Fear does not only mean there is a gun pointed at your head or some similar threat. In fact, physical threats are not the deepest fear we all face for the simple reason it will be over one way or another. No, the deepest fear is being seen, or worse, ignored for the essence of who we are even if the very reason the relationship exists is BECAUSE of this essence. This fear is pervasive and all too often never ending. For me, this is the genesis of most “isms” when it comes to creative business, the biggest being sexism (gender and/or sexual identity/orientation) and racism.
Intimidation and bias is baked in and becoming sensitive to that fact in an effort to improve the business of creation is always a worthwhile endeavor. We have to challenge what exists, sometimes (ok, often) break it down before we can rebuild it more strongly in an artist’s image. We have to move through “I am doing it wrong” to the place where we can definitively say the voice of the art is stronger because of the path paved by the business behind the art.
There is no emotion here and our humanity into the overlay of culture and its impact on all of us leads to consequences that force compromise. If you do not want to be perceived as “difficult” or “rigid” or “pedantic”, you shave off the edges. And the risk of you not being able to do your best grows. Literally, you silence the voice of your business that exists solely to be your champion. Like throwing down the shield to hope that the arrows will not hurt. No, no and no.
The wisdom of universal creation — faith that your ability to transcend the knowable with your art — is behind every single creative business I can think of. It must be honored if you are to find lasting success, both for you and your client. The fight today is to compel the intrinsic value that lies within universal creation so that it might become manifest. Today though, more than ever, we swim in the sea of creation with those who do not appreciate either the depth of the water or its ability to transcend. These are intimidating people and is a powerful basis for fear and a reason to hide in the “easy to understand”. COVID has forced our hand here though and demanded that we call out these bullies for what they are. “Getting to yes” sucked pre-COVID and is a disaster now. In the context of creative business, it means that, regardless of who you are as a person, your business needs to speak loudest of the truth it represents.

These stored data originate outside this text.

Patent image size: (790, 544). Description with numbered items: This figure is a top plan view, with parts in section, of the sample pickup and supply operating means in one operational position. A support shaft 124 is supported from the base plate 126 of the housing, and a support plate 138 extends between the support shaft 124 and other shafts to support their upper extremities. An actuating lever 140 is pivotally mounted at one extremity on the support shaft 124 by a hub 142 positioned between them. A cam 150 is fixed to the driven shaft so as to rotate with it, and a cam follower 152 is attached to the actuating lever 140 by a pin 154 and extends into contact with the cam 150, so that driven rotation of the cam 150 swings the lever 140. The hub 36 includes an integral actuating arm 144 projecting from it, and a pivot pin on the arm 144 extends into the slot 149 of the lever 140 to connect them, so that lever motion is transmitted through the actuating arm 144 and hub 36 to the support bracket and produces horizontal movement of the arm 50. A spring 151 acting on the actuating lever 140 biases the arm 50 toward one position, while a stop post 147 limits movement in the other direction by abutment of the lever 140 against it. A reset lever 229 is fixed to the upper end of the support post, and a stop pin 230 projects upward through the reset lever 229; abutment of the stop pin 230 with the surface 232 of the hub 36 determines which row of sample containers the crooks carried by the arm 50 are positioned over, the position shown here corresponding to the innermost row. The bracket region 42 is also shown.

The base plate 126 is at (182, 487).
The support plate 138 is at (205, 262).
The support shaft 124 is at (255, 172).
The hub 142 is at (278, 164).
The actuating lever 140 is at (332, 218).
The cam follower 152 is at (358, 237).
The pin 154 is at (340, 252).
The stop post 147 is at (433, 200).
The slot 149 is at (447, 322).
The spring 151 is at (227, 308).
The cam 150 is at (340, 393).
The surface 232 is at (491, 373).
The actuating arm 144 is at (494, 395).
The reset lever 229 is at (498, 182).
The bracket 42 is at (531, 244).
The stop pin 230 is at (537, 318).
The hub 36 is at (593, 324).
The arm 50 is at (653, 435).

How we go about getting to the essence of why you and your creative business exist, ironically, is to honor the humanity in the relationship — the power within each of us to touch another with our gifts. To transcend the known. No doubt, some may not get there and that will just have to be. For the rest of us, be present to the relationship in front of you, frailty and strength all at once and hold the center for where it might bring us all. To be clear, this relationship is, by definition, imbalanced, you must earn the right to hold all the power, to extinguish authentic voice of your client beyond the idea stage and to move unimpeded in the journey’s path that your creative business alone has set.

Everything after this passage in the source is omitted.